By Bruce Hubbard and David Schneider

The Mandela Institute, U.S. Advisory Board


About 30 representatives of business, NGOs, the diplomatic community and the United Nations took part in the Symposium on Investment Stability and Capacity Building, the Institute's first major foray in the United States into the debate over trade and capacity building.

The event, organized with the support of the United States Council for International Business (USCIB), was co-chaired by USCIB President Thomas Niles and John Chalsty of CS First Boston, Chair of the Mandela Institute's U.S. Advisory Board. For some participants, attendance was based on a newfound appreciation for the enormous importance of capacity building. Others came to learn more about the Institute and what it offers to developing countries to obtain the requisite skills to ensure meaningful engagement in international trade negotiations.

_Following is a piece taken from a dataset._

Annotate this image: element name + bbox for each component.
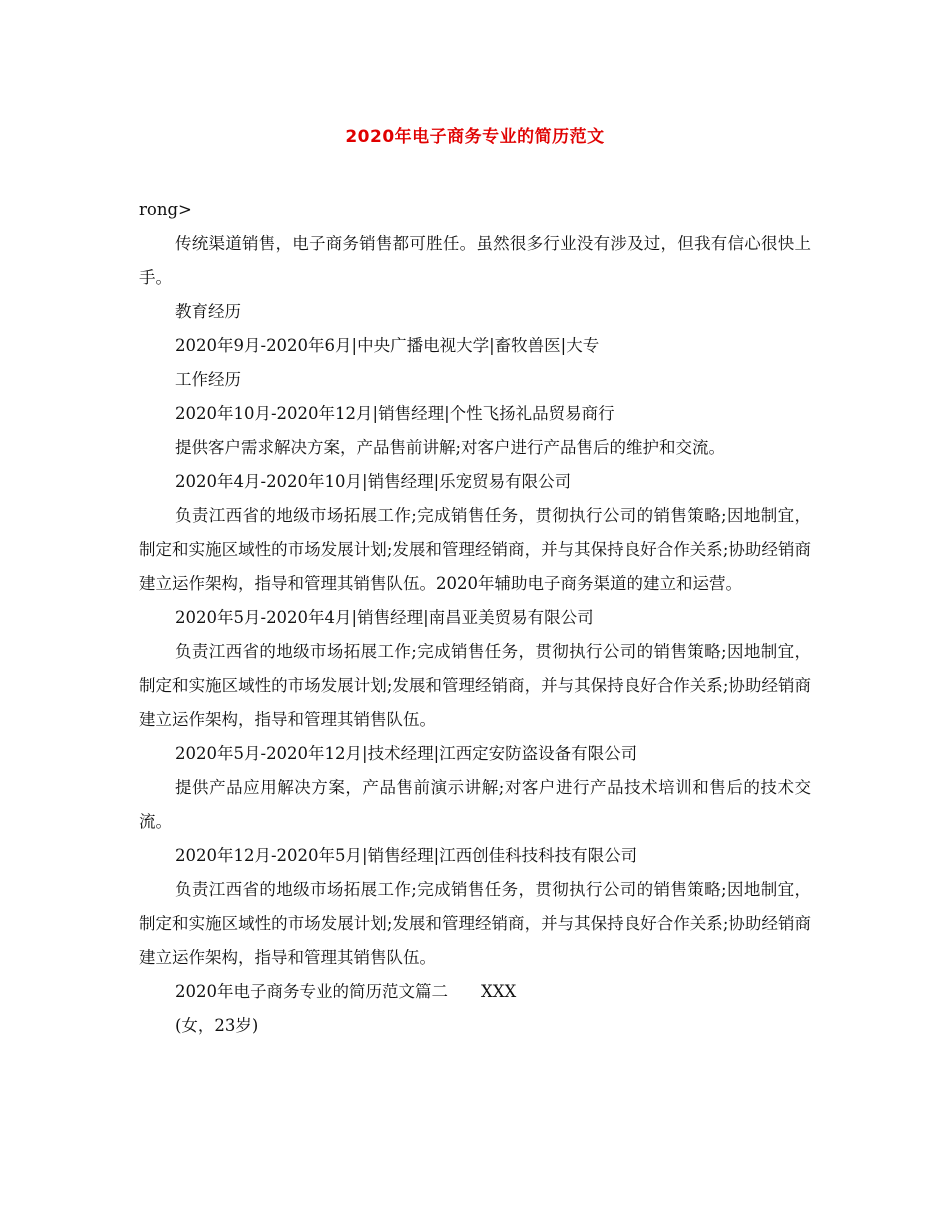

From outreach efforts prior to the event, it was clear that a number of major international actors expect the Mandela Institute to create international momentum on capacity building. Others see the Institute as a vehicle for regional leadership and for the creation of new partnerships between public institutions and private enterprise. It was agreed that effective capacity building efforts must seek to engage all countries and all major language groups. In addition, Wits alumni present emphasized the humanitarian and egalitarian nature of the University, which works to instill an ethos of responsibility and helps to ensure that graduates put their knowledge to use in their own countries.

Regulatory reform was also mentioned as an important priority. Overall, the symposium was an enthusiastic and optimistic gathering, with the exception of sobering reminders of the enormous costs both human and physical of the HIV/AIDS crisis. Mandela Institute representatives were encouraged to undertake outreach and fundraising efforts in Europe, especially in Brussels, Geneva and major national capitals, focusing on both private support (individuals and foundations) and governments.

The Institute's U.S. Advisory Board will focus on fund raising for scholarships, endowment of a chair and visiting professors in intellectual property, and the promotion of the Mandela Institute as a center for trade, technology, public policy and research, as well as a possible repository for WTO documentation.

Going forward, all participants will be kept informed as WTO activities increase and the new round of global trade talks progress with the prospect of significant gains for developing countries if they can marshal the resources necessary to negotiate effectively.